The two villains stood together a plaguey time perfecting their plans, and Robin dared scarcely breathe. Once, when he attempted to wriggle his way through the bracken, at the first sound of movement both men had become utterly silent, showing that they had heard and waited to hear again.
"A squirrel, friend," said the one called Roger at last, and Robin took heart again.
However, knowing that presently they must espy his jennet tethered by the road, Robin became desperate. He writhed his body snake-like through the ferns until he came to the edge of the brook; then, covered by the noise of the falling water, essayed to creep up the course of the stream.
The distance from the road could scarcely have been two hundred ells, but it seemed to Robin more like to a league. He got his feet and legs wet and bemired; and cut his hands over the rocks about the brook.
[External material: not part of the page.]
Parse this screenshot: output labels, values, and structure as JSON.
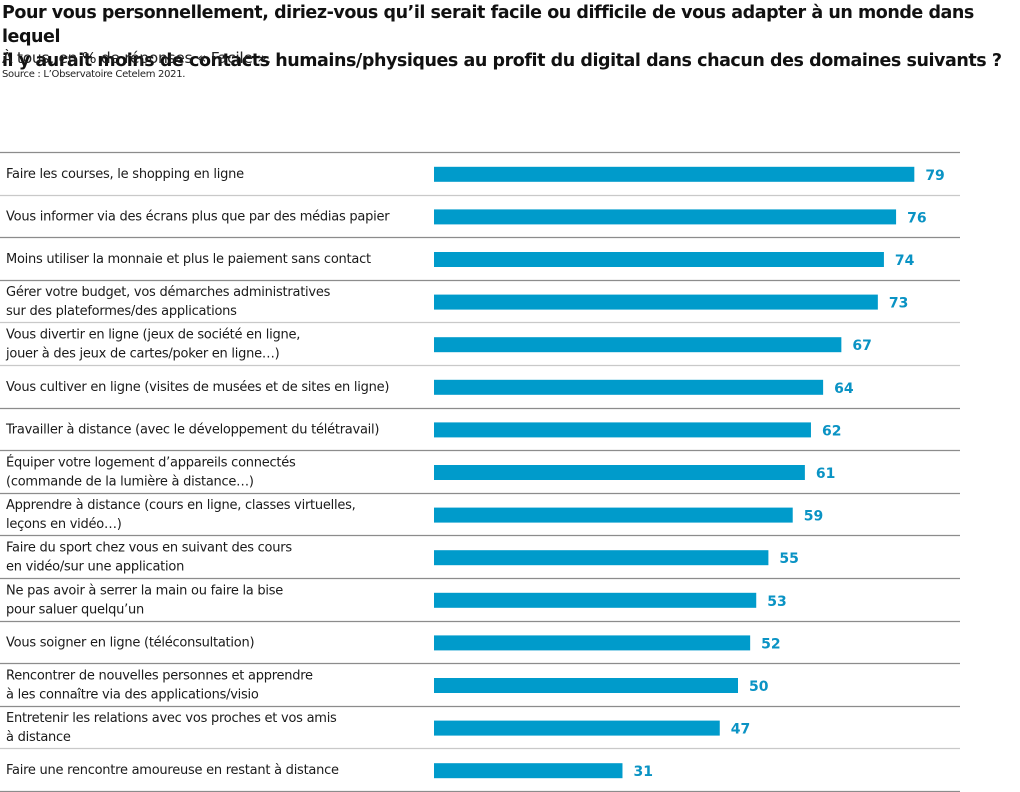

Yet he came nearer and nearer still to the roadway without having given alarm.
Robin saw at length the close turf which bordered the road, and spied his little grey horse. Forthwith he rose to his feet and made a bold dash for it.
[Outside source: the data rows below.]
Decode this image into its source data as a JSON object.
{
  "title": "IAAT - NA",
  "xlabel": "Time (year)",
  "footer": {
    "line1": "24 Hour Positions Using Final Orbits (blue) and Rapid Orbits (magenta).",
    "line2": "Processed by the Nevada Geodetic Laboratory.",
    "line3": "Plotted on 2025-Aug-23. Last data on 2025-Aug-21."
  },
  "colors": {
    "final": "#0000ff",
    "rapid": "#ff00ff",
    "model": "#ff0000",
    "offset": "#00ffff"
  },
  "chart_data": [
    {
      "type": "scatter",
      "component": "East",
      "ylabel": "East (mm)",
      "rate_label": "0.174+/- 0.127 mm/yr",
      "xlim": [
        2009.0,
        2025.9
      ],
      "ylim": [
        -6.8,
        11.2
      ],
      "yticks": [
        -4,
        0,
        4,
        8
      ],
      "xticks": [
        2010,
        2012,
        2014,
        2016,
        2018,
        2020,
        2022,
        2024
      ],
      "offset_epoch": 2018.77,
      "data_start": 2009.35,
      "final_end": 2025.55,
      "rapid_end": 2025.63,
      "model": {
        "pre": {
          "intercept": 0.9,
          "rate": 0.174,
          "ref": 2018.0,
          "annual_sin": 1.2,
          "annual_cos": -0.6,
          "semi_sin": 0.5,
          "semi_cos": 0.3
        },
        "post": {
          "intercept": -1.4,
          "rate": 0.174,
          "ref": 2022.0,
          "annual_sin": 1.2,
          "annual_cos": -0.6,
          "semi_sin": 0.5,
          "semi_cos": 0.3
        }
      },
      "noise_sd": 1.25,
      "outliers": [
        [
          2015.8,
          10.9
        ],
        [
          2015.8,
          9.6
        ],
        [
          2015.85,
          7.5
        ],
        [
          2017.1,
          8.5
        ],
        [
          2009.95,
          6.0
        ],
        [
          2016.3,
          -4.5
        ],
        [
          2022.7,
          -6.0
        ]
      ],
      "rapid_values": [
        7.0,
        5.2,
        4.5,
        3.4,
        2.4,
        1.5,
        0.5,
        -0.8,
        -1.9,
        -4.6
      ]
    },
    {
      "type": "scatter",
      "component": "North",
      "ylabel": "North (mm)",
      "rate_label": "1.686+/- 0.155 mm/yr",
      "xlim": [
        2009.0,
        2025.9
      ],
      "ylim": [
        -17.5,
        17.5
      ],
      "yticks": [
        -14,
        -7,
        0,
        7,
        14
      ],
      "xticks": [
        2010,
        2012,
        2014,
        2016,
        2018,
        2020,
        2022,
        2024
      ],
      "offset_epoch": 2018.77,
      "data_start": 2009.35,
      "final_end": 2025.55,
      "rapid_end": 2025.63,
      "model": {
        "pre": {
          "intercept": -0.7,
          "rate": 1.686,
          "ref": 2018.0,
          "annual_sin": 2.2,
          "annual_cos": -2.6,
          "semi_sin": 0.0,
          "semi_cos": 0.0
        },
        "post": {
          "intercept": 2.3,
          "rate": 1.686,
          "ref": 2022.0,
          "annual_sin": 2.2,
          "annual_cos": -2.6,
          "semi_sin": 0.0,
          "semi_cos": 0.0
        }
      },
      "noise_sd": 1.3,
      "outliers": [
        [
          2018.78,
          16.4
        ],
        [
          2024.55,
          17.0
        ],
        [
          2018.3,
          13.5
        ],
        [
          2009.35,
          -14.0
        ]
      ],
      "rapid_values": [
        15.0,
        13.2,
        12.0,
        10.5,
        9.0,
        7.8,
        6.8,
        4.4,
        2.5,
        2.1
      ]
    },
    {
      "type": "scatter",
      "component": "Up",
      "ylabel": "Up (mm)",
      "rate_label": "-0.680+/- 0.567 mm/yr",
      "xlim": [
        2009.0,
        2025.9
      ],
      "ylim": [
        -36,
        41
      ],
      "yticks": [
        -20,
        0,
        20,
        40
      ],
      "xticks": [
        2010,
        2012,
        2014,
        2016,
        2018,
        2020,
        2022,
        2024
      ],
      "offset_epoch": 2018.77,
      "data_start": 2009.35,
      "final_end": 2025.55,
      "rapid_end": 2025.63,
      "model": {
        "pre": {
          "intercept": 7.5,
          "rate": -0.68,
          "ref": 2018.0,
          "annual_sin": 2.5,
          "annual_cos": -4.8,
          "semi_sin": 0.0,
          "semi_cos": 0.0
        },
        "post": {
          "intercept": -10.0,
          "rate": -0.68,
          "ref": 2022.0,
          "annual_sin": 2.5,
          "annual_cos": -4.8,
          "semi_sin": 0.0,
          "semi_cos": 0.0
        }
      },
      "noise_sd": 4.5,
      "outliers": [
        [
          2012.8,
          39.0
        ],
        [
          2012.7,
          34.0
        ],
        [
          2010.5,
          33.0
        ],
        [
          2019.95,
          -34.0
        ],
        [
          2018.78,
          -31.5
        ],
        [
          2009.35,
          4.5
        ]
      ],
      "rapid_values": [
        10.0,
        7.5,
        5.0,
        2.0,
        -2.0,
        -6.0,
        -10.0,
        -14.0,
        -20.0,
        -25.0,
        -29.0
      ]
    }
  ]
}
The jennet was untethered and Robin upon its back in a flash; then the lad heard the whizz of an arrow past him. He bent his head down close to the neck of his jennet and whispered a word into its ear. The little mare, shaking herself suddenly to a gallop, understood; and now began a race between bow and beast.
These outlaws were no common archers, for sure. Twice did their shafts skim narrowly by Robin and his flying steed; the third time a sudden pricking told the youth that he was struck in the back.
He had no time for thought of pain. Everything depended on the beast under him. He pressed his legs softly but firmly against her streaming sides.
She was more swift in the end than the cruel arrows. Robin saw the countryside flashing by him through a cloud of dust; saw that Nottingham gate was reached; that a party with surprised faces watched his furious approach. The little mare swayed and rolled as she went, and Robin came to the ground, with the outlaw's arrow still in him. He was conscious that someone ran to him and lifted him tenderly: he perceived dimly, through circling blackness, the anxious face of Stuteley.
"Are you hurt, dear master?" he seemed to see, rather than hear, him say.